The Great Horned Owl is a powerful, nocturnal bird that we often catch glimpses of in our yard light or headlights as the birds travels from one tree to another around Seven Trees.

CLICK HERE to hear a Great Horned Owl call from www.owling.com


This owl does fine in greenbelts to canyons, generally speaking, so is less vulnerable to human encroachment. Great Horned Owls are impressive birds with up to a 4 foot wingspan and can stand 2 feet high. They have been known to predate on the spotted owl, so it's quite interesting that we can hear both in our trees at Seven Trees.

4 comments:

Anonymous said...

I am so envious of your owls, there is so little old growth in my area that the barn and western screech owls have adopted to nest in the wilted lower palm pedals. I put an owl box up in my garden 6 weeks ago, hoping for a resident in early spring...

Anonymous said...

Horned owls are so adaptable that they, barn, and screech owls are all found in my suburb.

Spotted owls, of course, are not, despite the proximity of second growth redwoods within a few miles.

LGP

Seven Trees said...

What's odd is that the woods across the road are second growth. But they are tribla trust land, next to gravel pits which are next to the Nooksack river and abandoned homesteads. Maybe having a big area with little human disruption, especially at night, and our giant trees for roosting, make it acceptable habitat. The first time I heard the spotted owl, I couldn't figure out what it was. I played all the online clips I could find, and sure enough it was a spotted owl. They've also been seen on the college campus in town.

The great horned owls are really abundant here too. This time of years the males start locking down turf and talking to the women. Once a group of them started hooting in our trees loud enough to wake the corgi & make him bark!

Anonymous said...

In addition WWU has an arboretum in conjunction with the city that surrounds the campus with 180 acres of forest habitat, so we also have deer as well. In fact I had to stop this AM and one crossed the road as I was almost to work. Funny thing is that it even crossed at a crosswalk.

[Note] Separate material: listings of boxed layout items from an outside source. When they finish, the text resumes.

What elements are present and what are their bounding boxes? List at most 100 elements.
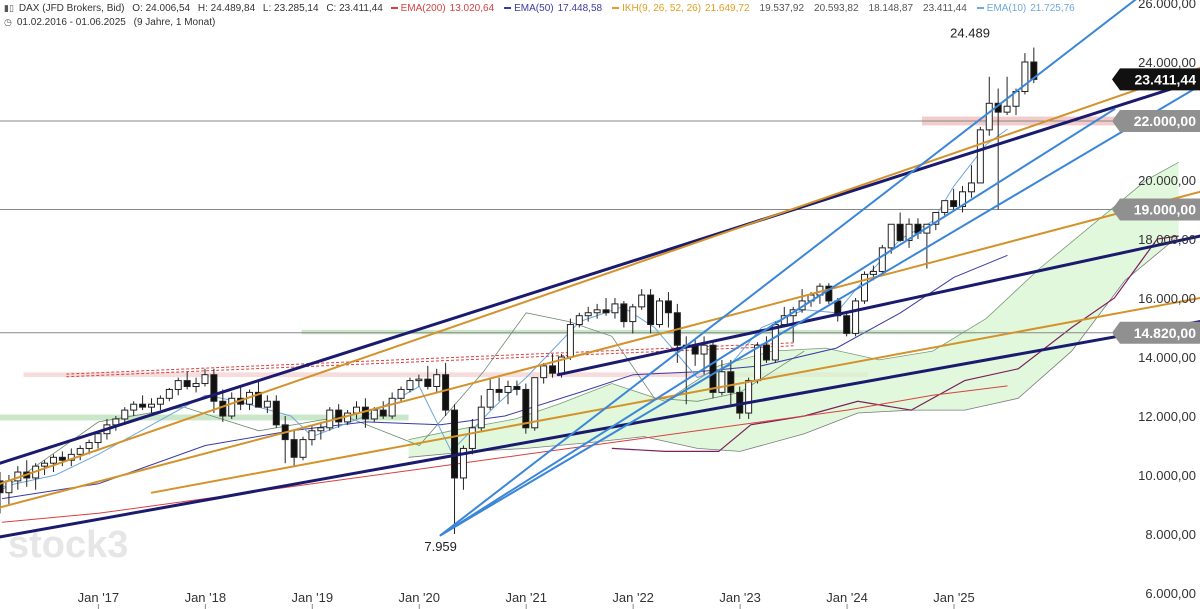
candle	[985, 76, 993, 136]
y-axis-tick-label: 20.000,00	[1138, 173, 1196, 188]
candle-body	[656, 300, 664, 326]
indicator-extra-value: 18.148,87	[868, 3, 914, 14]
candle-body	[5, 480, 13, 494]
candle-body	[85, 442, 93, 449]
indicator-label: EMA(200)	[400, 3, 446, 14]
candle	[762, 336, 770, 363]
indicator-value: 21.649,72	[705, 3, 750, 14]
candle	[397, 386, 405, 402]
trendline	[0, 190, 1200, 509]
indicator-extra-value: 23.411,44	[923, 3, 967, 14]
candle-body	[932, 211, 940, 225]
candle-body	[771, 324, 779, 361]
candle-body	[41, 462, 49, 467]
candle	[254, 380, 262, 408]
y-axis-tick-label: 26.000,00	[1138, 0, 1196, 11]
candle-body	[1030, 61, 1038, 80]
candles-icon: ▮▯	[4, 3, 14, 13]
candle-body	[424, 378, 432, 387]
candle-body	[878, 247, 886, 272]
indicator-3: EMA(10) 21.725,76	[976, 3, 1080, 14]
candle	[504, 380, 512, 405]
indicator-extra-value: 20.593,82	[814, 3, 859, 14]
candle-body	[495, 388, 503, 393]
candle	[664, 292, 672, 328]
candle	[513, 380, 521, 396]
candle-body	[620, 303, 628, 323]
candle-body	[709, 344, 717, 393]
candle	[656, 298, 664, 328]
candle	[388, 392, 396, 419]
price-tag: 23.411,44	[1112, 68, 1200, 91]
candle	[228, 392, 236, 419]
candle-body	[361, 406, 369, 420]
candle-body	[317, 427, 325, 432]
candle-body	[941, 200, 949, 213]
candle-body	[647, 294, 655, 326]
candle-body	[406, 380, 414, 390]
candle-body	[584, 312, 592, 317]
candle	[165, 387, 173, 402]
x-axis-tick-label: Jan '18	[185, 590, 227, 605]
candle-body	[504, 386, 512, 393]
candle	[602, 298, 610, 316]
candle	[950, 188, 958, 210]
indicator-0: EMA(200) 13.020,64	[390, 3, 500, 14]
candle-body	[156, 397, 164, 405]
candle-body	[887, 223, 895, 249]
indicator-label: EMA(50)	[514, 3, 554, 14]
candle	[85, 439, 93, 455]
candle	[67, 448, 75, 467]
candle	[210, 368, 218, 414]
candle-body	[575, 315, 583, 326]
candle	[272, 395, 280, 428]
candle-body	[486, 388, 494, 408]
candle-body	[727, 371, 735, 393]
ichimoku-lagging-span	[1, 312, 805, 491]
indicator-2: IKH(9, 26, 52, 26) 21.649,72 19.537,92 20.5…	[612, 3, 972, 14]
trendline	[0, 66, 1200, 485]
price-tag-label: 22.000,00	[1134, 113, 1196, 129]
extreme-label: 7.959	[424, 539, 457, 554]
trendline	[439, 108, 1116, 537]
candle	[860, 271, 868, 304]
candle-body	[638, 294, 646, 308]
price-tag-label: 19.000,00	[1134, 202, 1196, 218]
indicator-label: IKH(9, 26, 52, 26)	[622, 3, 702, 14]
candle-body	[201, 374, 209, 385]
indicator-swatch	[976, 7, 984, 10]
ema200-line	[2, 385, 1008, 523]
price-tag-background	[1112, 198, 1200, 221]
candle	[246, 389, 254, 411]
candle-body	[950, 200, 958, 208]
candle-body	[843, 315, 851, 334]
indicator-swatch	[612, 7, 620, 10]
candle	[522, 383, 530, 434]
candle-body	[290, 439, 298, 458]
candle-body	[442, 374, 450, 411]
candle	[887, 223, 895, 254]
price-tag: 22.000,00	[1112, 110, 1200, 132]
candle-body	[433, 374, 441, 388]
x-axis-tick-label: Jan '20	[398, 590, 440, 605]
close-value: C: 23.411,44	[326, 3, 383, 14]
y-axis-tick-label: 16.000,00	[1138, 291, 1196, 306]
candle-body	[896, 223, 904, 241]
candle-body	[174, 380, 182, 390]
x-axis-tick-label: Jan '22	[612, 590, 654, 605]
candle	[477, 395, 485, 431]
candle	[718, 359, 726, 396]
candle-body	[397, 388, 405, 399]
candle-body	[825, 285, 833, 302]
candle	[0, 472, 4, 514]
candle-body	[629, 306, 637, 323]
ichimoku-kijun-line	[611, 235, 1179, 452]
candle-body	[718, 371, 726, 393]
dashed-resistance-line	[66, 342, 794, 375]
stock3-logo-watermark: stock3	[8, 524, 128, 566]
candle-body	[49, 456, 57, 464]
candle-body	[611, 303, 619, 314]
candle-body	[905, 223, 913, 241]
price-tag-background	[1112, 110, 1200, 132]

More arboretum info here: http://www.ac.wwu.edu/~share/introduction.html
One night about a year ago I was coming into work at 2130 or so for a graveyard shift, and as I crossed the PD parking lot towards the building a good sized Great Horned Owl swooped down from an old growth to my left and skimmed the parking lot at about 8 feet above the ground and no more than 12 feet on front of me. The owl swooped past, then higher over the road, to disappear into the trees across the road to my right. It was like HOWDY!
Hope your owl box brings you a resident!